By Ivan Stoiljkovic
Most people think that the issue with social services is that they are underfunded. So it is with housing, with all the bourgeois parties in the federal election campaign promising to invest more money in housing. Progressives are calling for spending on the military and police to be diverted into housing and services for the poor. Many commentators are praising government-funded housing developments as “good, but too little.”
A scratch beneath the surface, however, reveals a deeper and more troubling picture. The billions invested in housing by all levels of government are not only failing to alleviate the housing and homeless crisis but are actually helping to create and sustain it by contributing to the perpetuation of the market mechanism which is the engine behind the housing unaffordability crisis. In Kingston, Ontario the Mayor’s Task Force on Housing is dominated by developers and landlords. In accordance with the city’s already existing neoliberal official plan, which calls for building of “a significant number of new residential units with a range of affordability,” the task force found that the solution is to encourage more development of privately-owned and market-priced housing.
Municipal projects across Ontario vary from Belleville’s recent $50 million investment in constructing new privately-owned market-rent buildings, to money for land trusts which tend to spread ownership in some kind of co-op form while providing “affordable” (rent-geared-to-market) units. All these channel millions of dollars into the pockets of private landlords and developers, and encourage market forces and inflation of land values, while leaving out of the equation those in real need of housing – the homeless and people on welfare or disability pensions, whose names are on the ever-growing social housing registry lists.
Over the years, Canada Housing and Mortgage Corporation (CMHC) has changed its definition of what constitutes “affordable housing.” The 1938 National Housing Act recognized that rent should cost no more than 20 percent of a family’s income. In 1964 this changed to 25 percent of household income, and in the 1990s it increased to 30 percent. Since then, CMHC has de-indexed the meaning of “affordable” from income and, instead, indexed it to market prices – first at 60 percent of market prices and soon afterwards to 80 percent. The current definition allows for virtually any rental housing to be considered affordable, under the implicit understanding of supply-side economic dogma.
Governments and bourgeois parties have signed onto this neoliberal understanding of housing policy, which is essentially Reagan-style supply-side economics, with all calling for an increase in supply of housing as a solution to the housing and homelessness crisis. The difference between the right-wing Conservative platform which calls for building 1 million new housing units and the supposedly left-wing NDP’s call for constructing half that number of “affordable” units (over 10 years!) is very small considering the fact that “affordable” at this point means market-priced or geared-to-market-rent. These parties also all heavily promote some form of housing-ownership scheme, which contributes to encouraging the market forces and is only a hand up to those who are privileged enough to already be in a position to buy.

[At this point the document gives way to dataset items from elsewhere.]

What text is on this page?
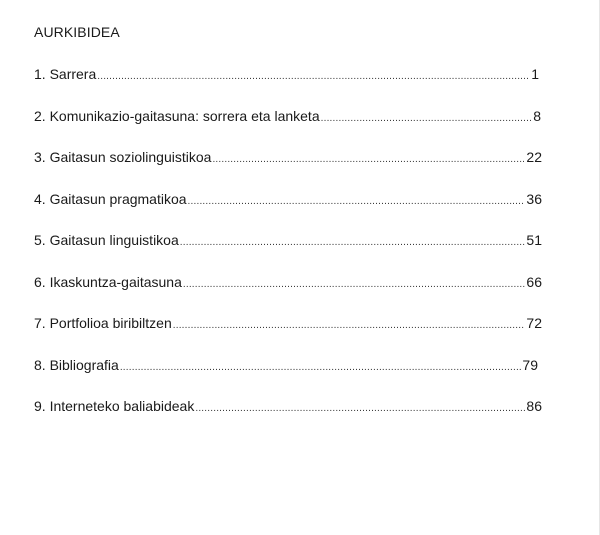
AURKIBIDEA
1. Sarrera .....	1
2. Komunikazio-gaitasuna: sorrera eta lanketa .....	8
3. Gaitasun soziolinguistikoa .....	22
4. Gaitasun pragmatikoa .....	36
5. Gaitasun linguistikoa .....	51
6. Ikaskuntza-gaitasuna .....	66
7. Portfolioa biribiltzen .....	72
8. Bibliografia .....	79
9. Interneteko baliabideak .....	86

CMHC’s focus on funding shovel-ready new builds favours development corporations and encourages more destruction of the environment while continuing to neglect much more people-oriented and environmentally friendly options. These options include investing in existing publicly owned and rent-geared-to-income (RGI) housing and expropriating the abandoned, unused and empty units and buildings found across our cities.
Transforming public housing authorities into purveyors of “affordable” and market rent housing has also taken the toll. Vacated RGI units have been turned into market-rent units in an attempt to generate revenue for the housing authorities which, run top-down by executives with experience in the private sector, have stopped asking for government funding and signed onto these market-driven models which leave more and more people behind. Words like “sustainable” are thrown around but are meaningless without long-term strategies. Housing corporation managers are answering calls for publicly owned RGI housing with questions about the ability to secure “sustainable” government subsidies.
In Kingston, the Social Housing Registry rules have been recently changed to force people into accepting RGI units in private sector or be thrown off the waiting list. These unregulated and often unlivable units – with no hot water and infested with bed bugs or rats – are so bad that some people have chosen homelessness instead.
The good news is that tenant groups across the country are catching onto governments, who are now forced to defend their policy rather than have it accepted as gospel. All the “innovative” schemes to avoid investing in public RGI housing are being challenged by housing advocates and tenant groups. Increasingly, this movement is realizing that sole reliance on reactive “direct-action” resistance is insufficient because it leaves the solutions in the hands of existing governments. The various ways in which governments have adapted to the calls for more housing need to be interrogated, exposed and challenged.
In Kingston, the Katarokwi Union of Tenants has recently come out with policy statements explaining the root causes of the abysmal state of the public housing stock, as well as the concurrent gentrification scheme to reduce the amount of rent-geared-to-income public housing stock and replace it with “mixed” housing (privately or even publicly owned but market-priced and therefore unaffordable). The union is calling for investment in and democratization of the Public Housing Corporation as well as the dismissal of the current CEO. The group is planning to organize a mass rally in the near future.